Rudy Giuliani insists he is not hiding assets at contempt hearing
Lawyers are attempting to recover 148 million dollars after the former New York mayor was found to have defamed two Georgia election workers.

Rudy Giuliani has insisted at a contempt hearing that he is not hiding assets from lawyers trying to recover 148 million dollars (£119 million) after a defamation judgment in favour of two Georgia election workers.
Judge Lewis J Liman seemed less inclined to find the former New York mayor in contempt for failing to turn over some of his assets, including a valuable signed Joe DiMaggio jersey that appeared to go missing after Giuliani said he last saw it around September 11 in his Manhattan apartment.
The contempt hearing in Manhattan comes after Giuliani was found in 2023 to have falsely accused the two workers of tampering with ballots during the 2020 presidential election.

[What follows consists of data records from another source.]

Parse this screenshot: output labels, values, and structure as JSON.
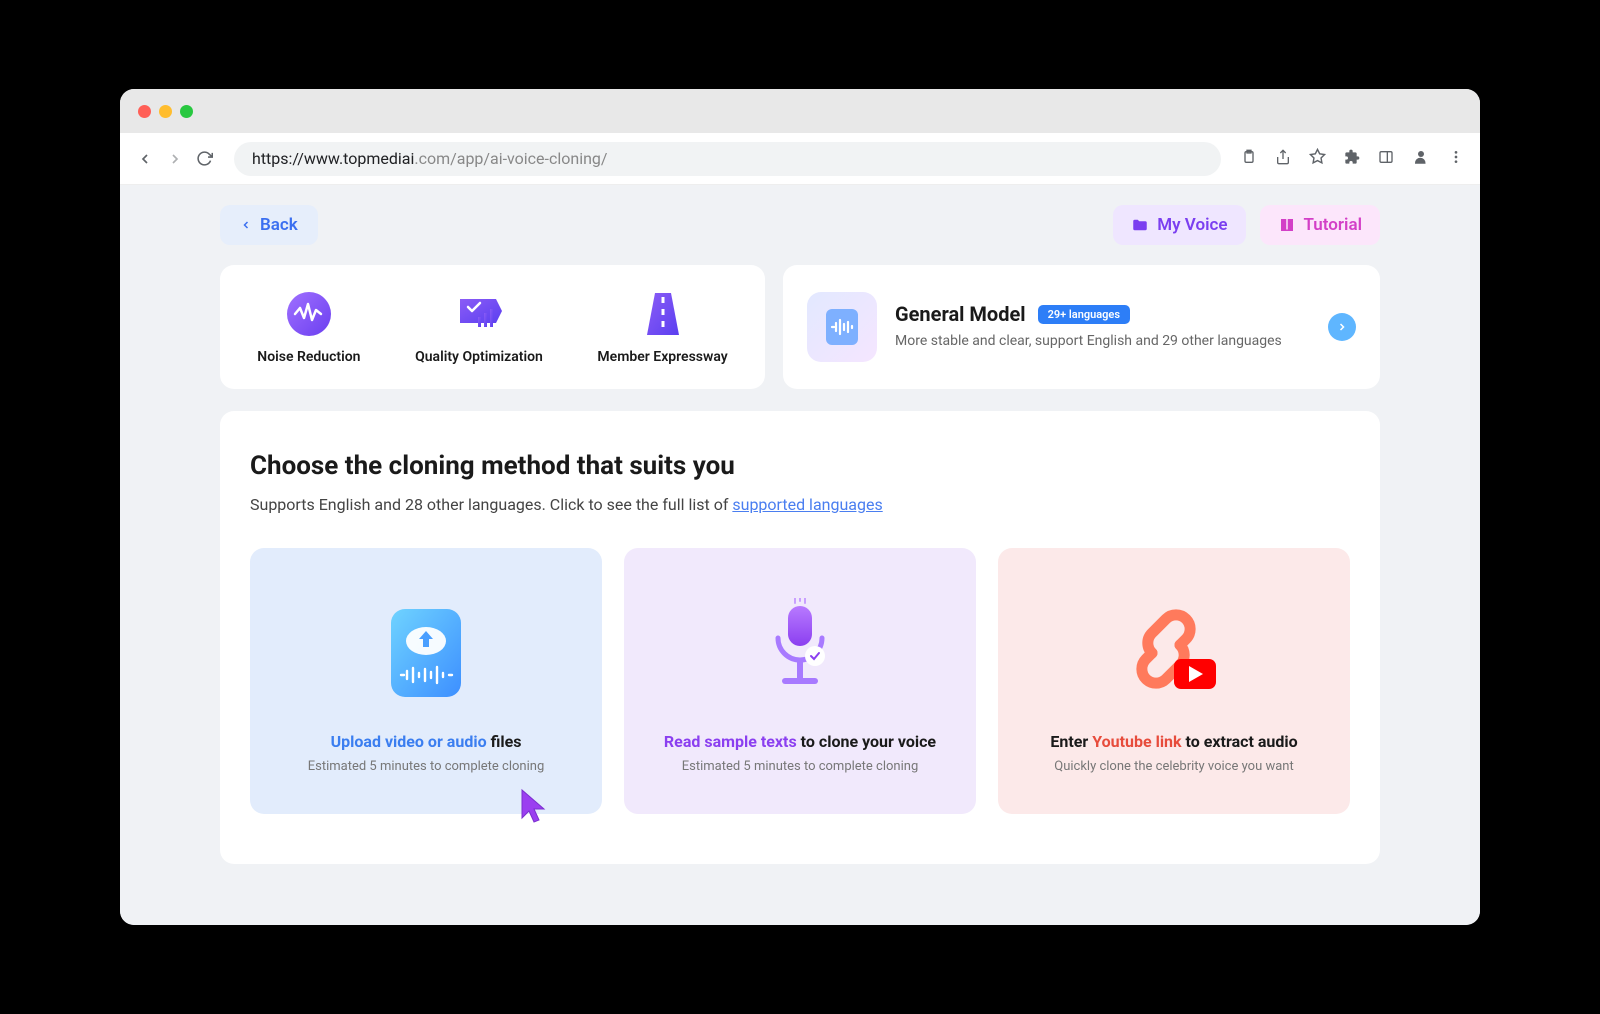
{
  "url_gray_prefix": "https://www.topmediai",
  "url_rest": ".com/app/ai-voice-cloning/",
  "back_label": "Back",
  "my_voice_label": "My Voice",
  "tutorial_label": "Tutorial",
  "features": {
    "noise": "Noise Reduction",
    "quality": "Quality Optimization",
    "expressway": "Member Expressway"
  },
  "model": {
    "title": "General Model",
    "badge": "29+ languages",
    "desc": "More stable and clear, support English and 29 other languages"
  },
  "main": {
    "title": "Choose the cloning method that suits you",
    "subtitle_pre": "Supports English and 28 other languages. Click to see the full list of ",
    "subtitle_link": "supported languages"
  },
  "methods": {
    "upload": {
      "highlight": "Upload video or audio",
      "rest": " files",
      "sub": "Estimated 5 minutes to complete cloning"
    },
    "read": {
      "highlight": "Read sample texts",
      "rest": " to clone your voice",
      "sub": "Estimated 5 minutes to complete cloning"
    },
    "youtube": {
      "pre": "Enter ",
      "highlight": "Youtube link",
      "rest": " to extract audio",
      "sub": "Quickly clone the celebrity voice you want"
    }
  }
}
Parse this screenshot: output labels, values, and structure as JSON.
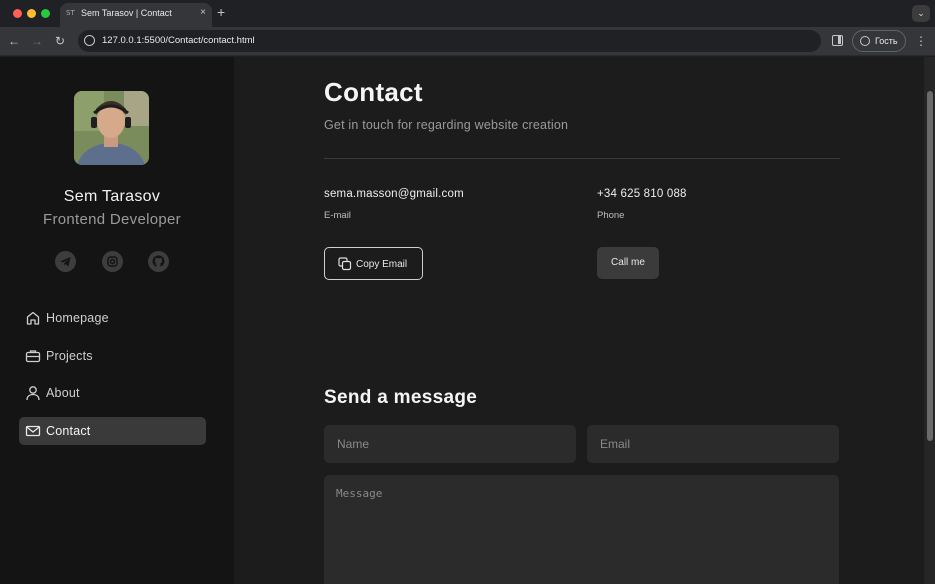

The judge said Giuliani can finish his evidence on Monday by appearing remotely from his Florida residence as he explains why some assets and the paperwork related to them have been hard to locate and forfeit.
When he asked a lawyer for the two election workers if the plaintiffs were more interested in recovering assets than finding Giuliani in contempt, attorney Meryl Conant Governski quickly agreed, saying contempt was not “our primary goal”.

Ms Governski, more matter-of-fact than confrontational, elicited from Giuliani how overwhelmed he felt by court orders coming at him in multiple cases across the country at once.